Geçmişte (70-80’li yıllarda) uygulanan bir sistemin kolektif şuurda bıraktığı izi kullanıyor kötülük.
İkincisi, askerlikten yırtmak için gerçekleştiği söyleniyor ki; bu da tamamen kandırmacadan ibaret. Metinde; askerliğini yapmamış birisi milletvekili olur ise askerlikten muaf tutulur diye bir kayıt yok.
Bir başka söylencede ‘gençliğin cinnetten bir şube’ olduğunun söylenmesi ki;
Bu sözü değerlendirirken genellemeden kaçınılmasını hatırlatırken, buradaki ‘gençlik’ halinin salt yaşla ilgisi olmadığını, olamayacağını düşünmeliyiz.

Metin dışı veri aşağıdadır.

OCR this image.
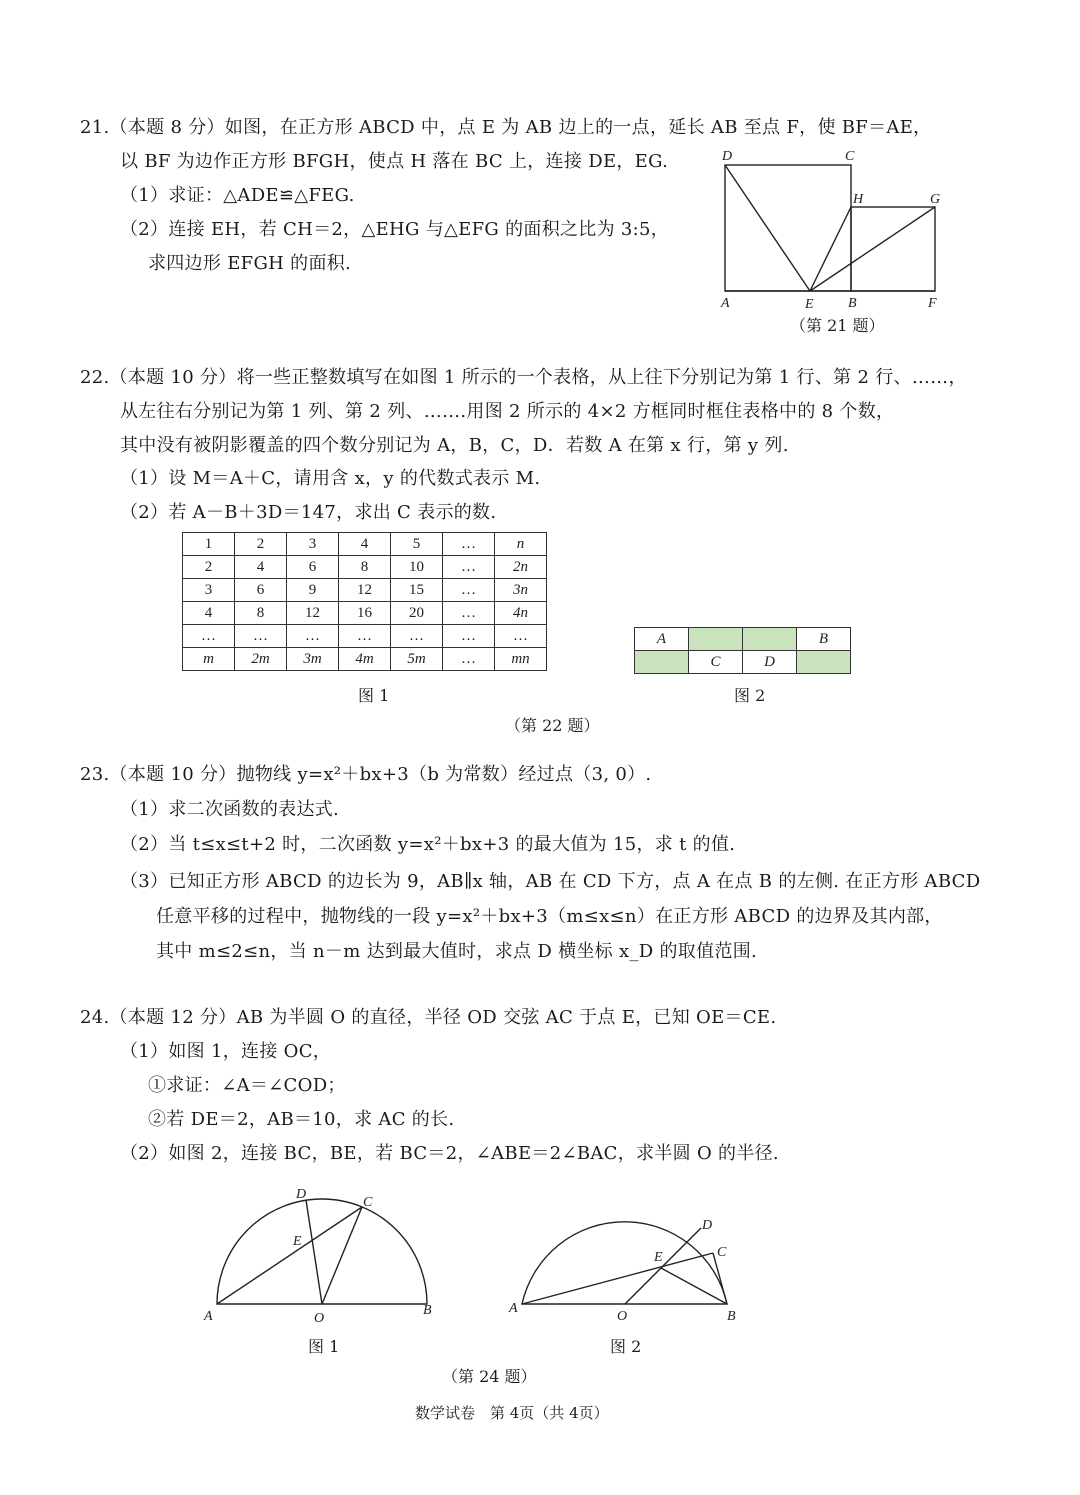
21.（本题 8 分）如图，在正方形 ABCD 中，点 E 为 AB 边上的一点，延长 AB 至点 F，使 BF＝AE，
以 BF 为边作正方形 BFGH，使点 H 落在 BC 上，连接 DE，EG.
（1）求证：△ADE≌△FEG.
（2）连接 EH，若 CH＝2，△EHG 与△EFG 的面积之比为 3:5，
求四边形 EFGH 的面积.
D	C
H	G
A	E B	F
（第 21 题）
22.（本题 10 分）将一些正整数填写在如图 1 所示的一个表格，从上往下分别记为第 1 行、第 2 行、……，
从左往右分别记为第 1 列、第 2 列、…….用图 2 所示的 4×2 方框同时框住表格中的 8 个数，
其中没有被阴影覆盖的四个数分别记为 A，B，C，D．若数 A 在第 x 行，第 y 列.
（1）设 M＝A＋C，请用含 x，y 的代数式表示 M.
（2）若 A－B＋3D＝147，求出 C 表示的数.
1	2	3	4	5	…	n
2	4	6	8	10	…	2n
3	6	9	12	15	…	3n
4	8	12	16	20	…	4n
…	…	…	…	…	…	…
m	2m	3m	4m	5m	…	mn
图 1
A			B
	C	D	
图 2
（第 22 题）
23.（本题 10 分）抛物线 y=x²＋bx+3（b 为常数）经过点（3, 0）.
（1）求二次函数的表达式.
（2）当 t≤x≤t+2 时，二次函数 y=x²＋bx+3 的最大值为 15，求 t 的值.
（3）已知正方形 ABCD 的边长为 9，AB∥x 轴，AB 在 CD 下方，点 A 在点 B 的左侧. 在正方形 ABCD
任意平移的过程中，抛物线的一段 y=x²＋bx+3（m≤x≤n）在正方形 ABCD 的边界及其内部，
其中 m≤2≤n，当 n－m 达到最大值时，求点 D 横坐标 x_D 的取值范围.
24.（本题 12 分）AB 为半圆 O 的直径，半径 OD 交弦 AC 于点 E，已知 OE＝CE.
（1）如图 1，连接 OC，
①求证：∠A＝∠COD；
②若 DE＝2，AB＝10，求 AC 的长.
（2）如图 2，连接 BC，BE，若 BC＝2，∠ABE＝2∠BAC，求半圆 O 的半径.
D
C
E
A	O
B
图 1
D
C
E
A
O	B
图 2
（第 24 题）
数学试卷　第 4页（共 4页）
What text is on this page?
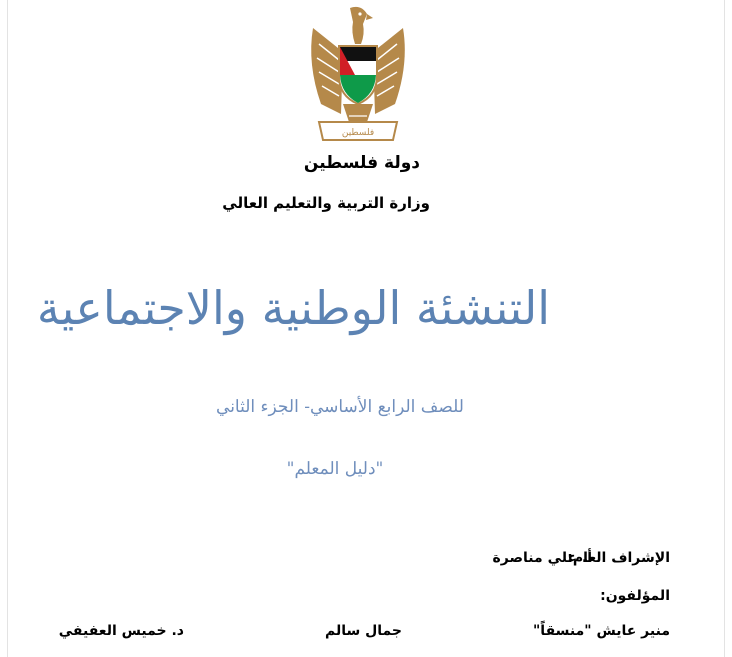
فلسطين
دولة فلسطين
وزارة التربية والتعليم العالي
التنشئة الوطنية والاجتماعية
للصف الرابع الأساسي- الجزء الثاني
"دليل المعلم"
الإشراف العام:
أ. علي مناصرة
المؤلفون:
منير عايش "منسقاً"
جمال سالم
د. خميس العفيفي
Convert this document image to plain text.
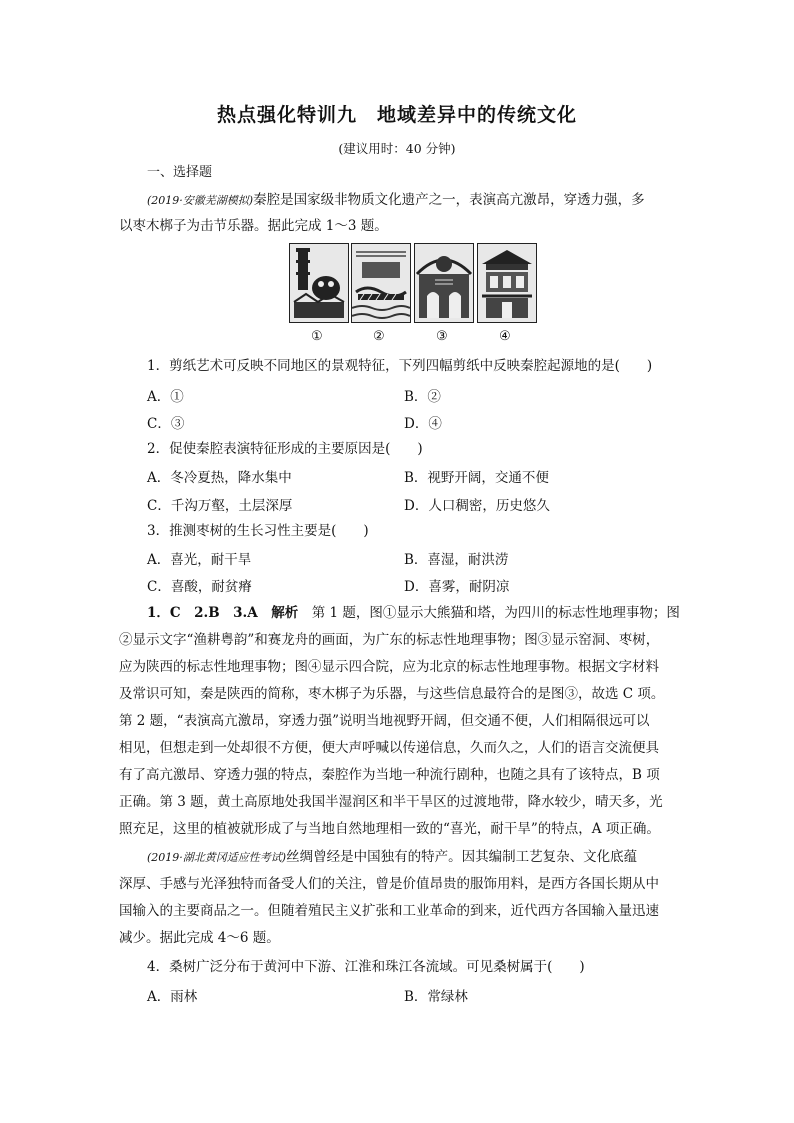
热点强化特训九　地域差异中的传统文化
(建议用时：40 分钟)
一、选择题
(2019·安徽芜湖模拟)秦腔是国家级非物质文化遗产之一，表演高亢激昂，穿透力强，多
以枣木梆子为击节乐器。据此完成 1～3 题。
①	②	③	④
1．剪纸艺术可反映不同地区的景观特征，下列四幅剪纸中反映秦腔起源地的是(　　)
A．①	B．②
C．③	D．④
2．促使秦腔表演特征形成的主要原因是(　　)
A．冬冷夏热，降水集中	B．视野开阔，交通不便
C．千沟万壑，土层深厚	D．人口稠密，历史悠久
3．推测枣树的生长习性主要是(　　)
A．喜光，耐干旱	B．喜湿，耐洪涝
C．喜酸，耐贫瘠	D．喜雾，耐阴凉
1．C　2.B　3.A　 解析　 第 1 题，图①显示大熊猫和塔，为四川的标志性地理事物；图
②显示文字“渔耕粤韵”和赛龙舟的画面，为广东的标志性地理事物；图③显示窑洞、枣树，
应为陕西的标志性地理事物；图④显示四合院，应为北京的标志性地理事物。根据文字材料
及常识可知，秦是陕西的简称，枣木梆子为乐器，与这些信息最符合的是图③，故选 C 项。
第 2 题，“表演高亢激昂，穿透力强”说明当地视野开阔，但交通不便，人们相隔很远可以
相见，但想走到一处却很不方便，便大声呼喊以传递信息，久而久之，人们的语言交流便具
有了高亢激昂、穿透力强的特点，秦腔作为当地一种流行剧种，也随之具有了该特点，B 项
正确。第 3 题，黄土高原地处我国半湿润区和半干旱区的过渡地带，降水较少，晴天多，光
照充足，这里的植被就形成了与当地自然地理相一致的“喜光，耐干旱”的特点，A 项正确。
(2019·湖北黄冈适应性考试)丝绸曾经是中国独有的特产。因其编制工艺复杂、文化底蕴
深厚、手感与光泽独特而备受人们的关注，曾是价值昂贵的服饰用料，是西方各国长期从中
国输入的主要商品之一。但随着殖民主义扩张和工业革命的到来，近代西方各国输入量迅速
减少。据此完成 4～6 题。
4．桑树广泛分布于黄河中下游、江淮和珠江各流域。可见桑树属于(　　)
A．雨林	B．常绿林
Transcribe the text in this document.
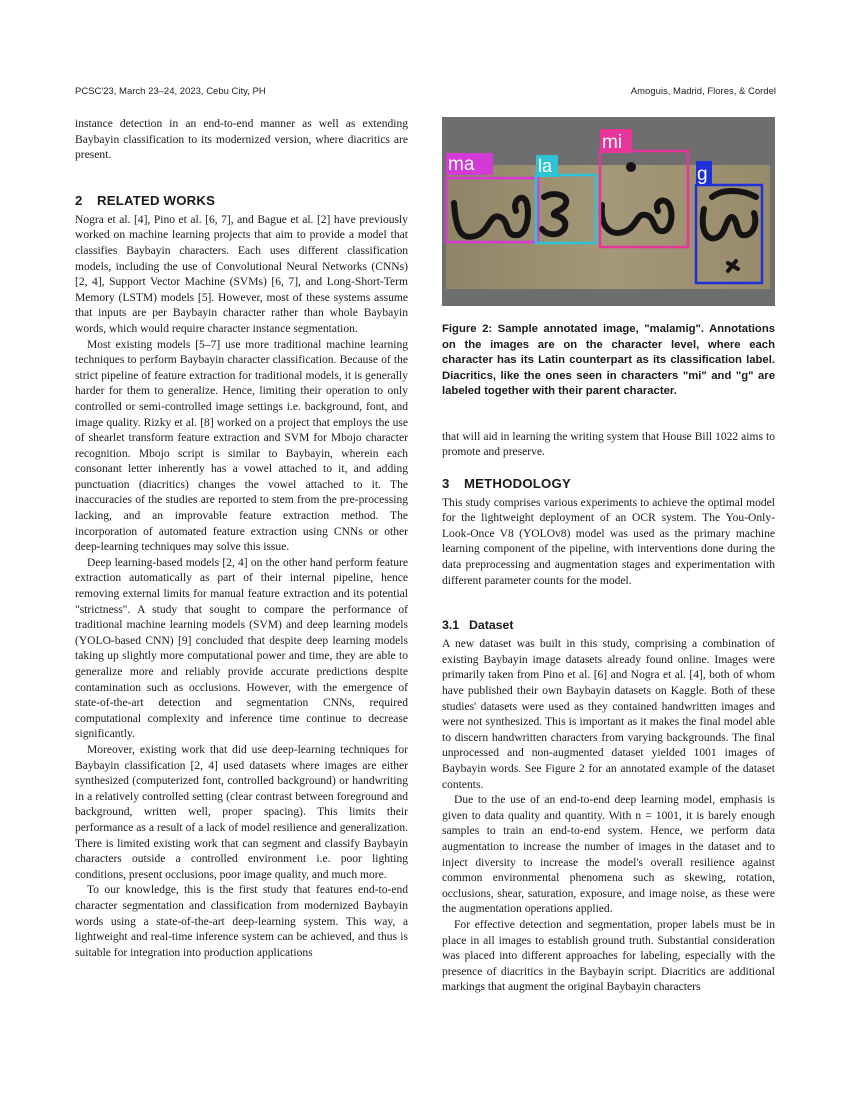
PCSC'23, March 23–24, 2023, Cebu City, PH	Amoguis, Madrid, Flores, & Cordel

instance detection in an end-to-end manner as well as extending Baybayin classification to its modernized version, where diacritics are present.

2 RELATED WORKS

Nogra et al. [4], Pino et al. [6, 7], and Bague et al. [2] have previously worked on machine learning projects that aim to provide a model that classifies Baybayin characters. Each uses different classification models, including the use of Convolutional Neural Networks (CNNs) [2, 4], Support Vector Machine (SVMs) [6, 7], and Long-Short-Term Memory (LSTM) models [5]. However, most of these systems assume that inputs are per Baybayin character rather than whole Baybayin words, which would require character instance segmentation.

Most existing models [5–7] use more traditional machine learning techniques to perform Baybayin character classification. Because of the strict pipeline of feature extraction for traditional models, it is generally harder for them to generalize. Hence, limiting their operation to only controlled or semi-controlled image settings i.e. background, font, and image quality. Rizky et al. [8] worked on a project that employs the use of shearlet transform feature extraction and SVM for Mbojo character recognition. Mbojo script is similar to Baybayin, wherein each consonant letter inherently has a vowel attached to it, and adding punctuation (diacritics) changes the vowel attached to it. The inaccuracies of the studies are reported to stem from the pre-processing lacking, and an improvable feature extraction method. The incorporation of automated feature extraction using CNNs or other deep-learning techniques may solve this issue.

Deep learning-based models [2, 4] on the other hand perform feature extraction automatically as part of their internal pipeline, hence removing external limits for manual feature extraction and its potential "strictness". A study that sought to compare the performance of traditional machine learning models (SVM) and deep learning models (YOLO-based CNN) [9] concluded that despite deep learning models taking up slightly more computational power and time, they are able to generalize more and reliably provide accurate predictions despite contamination such as occlusions. However, with the emergence of state-of-the-art detection and segmentation CNNs, required computational complexity and inference time continue to decrease significantly.

Moreover, existing work that did use deep-learning techniques for Baybayin classification [2, 4] used datasets where images are either synthesized (computerized font, controlled background) or handwriting in a relatively controlled setting (clear contrast between foreground and background, written well, proper spacing). This limits their performance as a result of a lack of model resilience and generalization. There is limited existing work that can segment and classify Baybayin characters outside a controlled environment i.e. poor lighting conditions, present occlusions, poor image quality, and much more.

To our knowledge, this is the first study that features end-to-end character segmentation and classification from modernized Baybayin words using a state-of-the-art deep-learning system. This way, a lightweight and real-time inference system can be achieved, and thus is suitable for integration into production applications

ma	la
mi
g

Figure 2: Sample annotated image, "malamig". Annotations on the images are on the character level, where each character has its Latin counterpart as its classification label. Diacritics, like the ones seen in characters "mi" and "g" are labeled together with their parent character.

that will aid in learning the writing system that House Bill 1022 aims to promote and preserve.

3 METHODOLOGY

This study comprises various experiments to achieve the optimal model for the lightweight deployment of an OCR system. The You-Only-Look-Once V8 (YOLOv8) model was used as the primary machine learning component of the pipeline, with interventions done during the data preprocessing and augmentation stages and experimentation with different parameter counts for the model.

3.1 Dataset

A new dataset was built in this study, comprising a combination of existing Baybayin image datasets already found online. Images were primarily taken from Pino et al. [6] and Nogra et al. [4], both of whom have published their own Baybayin datasets on Kaggle. Both of these studies' datasets were used as they contained handwritten images and were not synthesized. This is important as it makes the final model able to discern handwritten characters from varying backgrounds. The final unprocessed and non-augmented dataset yielded 1001 images of Baybayin words. See Figure 2 for an annotated example of the dataset contents.

Due to the use of an end-to-end deep learning model, emphasis is given to data quality and quantity. With n = 1001, it is barely enough samples to train an end-to-end system. Hence, we perform data augmentation to increase the number of images in the dataset and to inject diversity to increase the model's overall resilience against common environmental phenomena such as skewing, rotation, occlusions, shear, saturation, exposure, and image noise, as these were the augmentation operations applied.

For effective detection and segmentation, proper labels must be in place in all images to establish ground truth. Substantial consideration was placed into different approaches for labeling, especially with the presence of diacritics in the Baybayin script. Diacritics are additional markings that augment the original Baybayin characters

Öyle yaşlı-başlı adamlar vardır ki, akıllarıyla ve davranışlarıyla tam bir cinnet halinde olabilirler.
Öyle 18-20-24 yaşında kişiler olabilir ki, tam bir kemal içinde yaşayabilirler.
3
Yine aynı araştırmada, ’18 yaş’ maddesi nedeniyle ‘hayır’ oyu kullanacağını söyleyenlerin birinci sırasında 18-25 yaş aralığında seçmenler bulunuyor.
Oysa, rasyonel planda düşünüldüğünde, yaşlılar karşı çıksa bile gençlerin buna evet demeleri gerekmez mi?
Tam örtüşür mü örtüşmez mi çok emin değilim ama bu durum bana 2. Abdülhamit’i hatırlattı.
Abdülhamit; modern dünyanın bilimiyle ve sanatıyla mücehhez olsunlar da ülkesine milletine hayırlı hizmetler sunsun diye Avrupa’ya, o günkü şartlarda, 1000’lerle ifade edilen gençler gönderiyor.
Biraz abartarakta olsa hatırlayalım ki, bu gençlerin tamamı yurda dönüşlerinde Abdülhamit karşıtlığı yapıyor.
Burada da mı tarih tekerrür ediyor dersiniz?